E-mobility is only "simple" if it works always, everywhere and for everyone. From RFID solutions to open OCPP interfaces to the pre-programmed OCPP solution in cooperation with our partner Monta Platform, the RZB Energy charging stations offer various options.

First, however, we would like to explain a few terms in more detail, because even though e-Mobility should be as simple as possible for the end user, there is a little vocabulary to learn for charging point operators. Technology explained simply: 



The process of authentication describes the proof of an identity. In everyday life in Germany, for example, it is recommended for every person over the age of 16 to be able to "authenticate" themselves in public spaces and, in this sense, to carry their identity card with them. The ID card is considered proof of identity and can be verified with the person himself (external features) and additionally by querying the data deposited with the ID card.

In the context of IT applications, authentication is done by matching a data set. For example, a user name and password are stored electronically on a chip. If authentication is necessary, this stored data can be checked for existence in a corresponding database. Authentication is only successful if the corresponding data exists.

Authentication plays a crucial role for the charging process of e-vehicles. Insofar as a wallbox is installed at home in the lockable garage, everything still seems quite simple. The person who has the key to the garage is authenticated.

But even in company car parks and of course at public charging points, there is a legitimate interest in only providing access to the charging point to a certain group of people or to guarantee payment processing at the charging point. This requires the exchange of data.



Radio-Frequency-Identification describes the contactless exchange of data between a transponder and a reader. For this purpose, an electromagnetic field is built up by the reader. If the transponder is brought within this energetic field, it is activated. At this stage, the data stored on the transponder can be read and compared with a database. 
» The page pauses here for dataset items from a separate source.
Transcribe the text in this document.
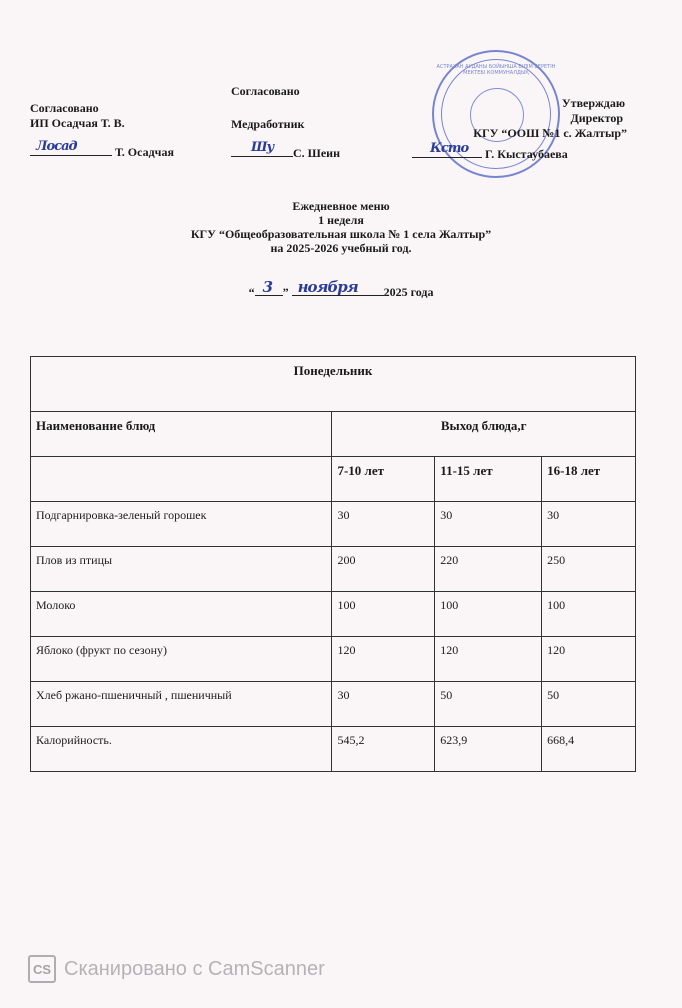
Согласовано
ИП Осадчая Т. В.
Лосад	Т. Осадчая
Согласовано
Медработник
Шу С. Шеин
АСТРАХАН АУДАНЫ БОЙЫНША БІЛІМ БЕРЕТІН МЕКТЕБІ КОММУНАЛДЫҚ
Утверждаю
Директор
КГУ “ООШ №1 с. Жалтыр”
Ксто Г. Кыстаубаева
Ежедневное меню
1 неделя
КГУ “Общеобразовательная школа № 1 села Жалтыр”
на 2025-2026 учебный год.
“ 3 ” ноября 2025 года
Понедельник			
Наименование блюд	Выход блюда,г		
	7-10 лет	11-15 лет	16-18 лет
Подгарнировка-зеленый горошек	30	30	30
Плов из птицы	200	220	250
Молоко	100	100	100
Яблоко (фрукт по сезону)	120	120	120
Хлеб ржано-пшеничный , пшеничный	30	50	50
Калорийность.	545,2	623,9	668,4
CS Сканировано с CamScanner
In the context of e-mobility, RFID technology is used to give only a certain group of people access to the charging station. For example, a company could equip all employees with an RFID chip. The employees can identify themselves at the charging station with their transponder, the charging station is unlocked and the charging process can be started.  

In the course of this, data on the refuelling process can also be collected, stored and evaluated through authentication. For example, it can be of interest to a company which employee has loaded how much electricity into his or her car and when.



For employees in the company car park, RFID is an easy option. But as soon as regular streams of visitors are to be expected in large numbers, the question of how to handle the loading process arises again. In this scenario, but also in almost all public areas, the OCPP standard comes into play at this point.

OCPP is the abbreviation for Open Charge Point Protocol and has the basic function of communication between the vehicle, charging station and a central charging management system. OCPP is an application protocol that is now used worldwide as a standard in the field of charging stations. 

The general advantage of the OCCP is that small charging pole networks or areas in which an operator ceases its activities can be quickly and easily integrated into existing networks. The "Open" thus stands for the openness and flexibility of the protocol and therefore for the integration capability of the charging points into various management systems. OCPP creates independence for all parties involved. 

In addition to many other data that can be easily transmitted with the help of the OCPP, the billing data is probably of particular interest. Thanks to the open protocol, a wide range of providers can "install" their software on the charging stations. Whether the end user can then pay by EC, credit card or even Google or Apple Pay depends on the billing service provider's offer. At this point, there is no one true solution, but countless ways that can be adapted to the needs and wishes of the operator. 


OCPP @ RZB Energy 

RZB Energy offers two solutions for the OCPP interface: On the one hand, charging stations with an open OCPP interface can be provided. In this scenario, the customer already has a service provider, who updates the required software via the OCPP interface.

On the other hand, we at RZB Energy offer pre-programmed OCPP interfaces via our partner Monta Platform. In this case, Monta Platform acts as a service provider, providing the billing functions and many other features.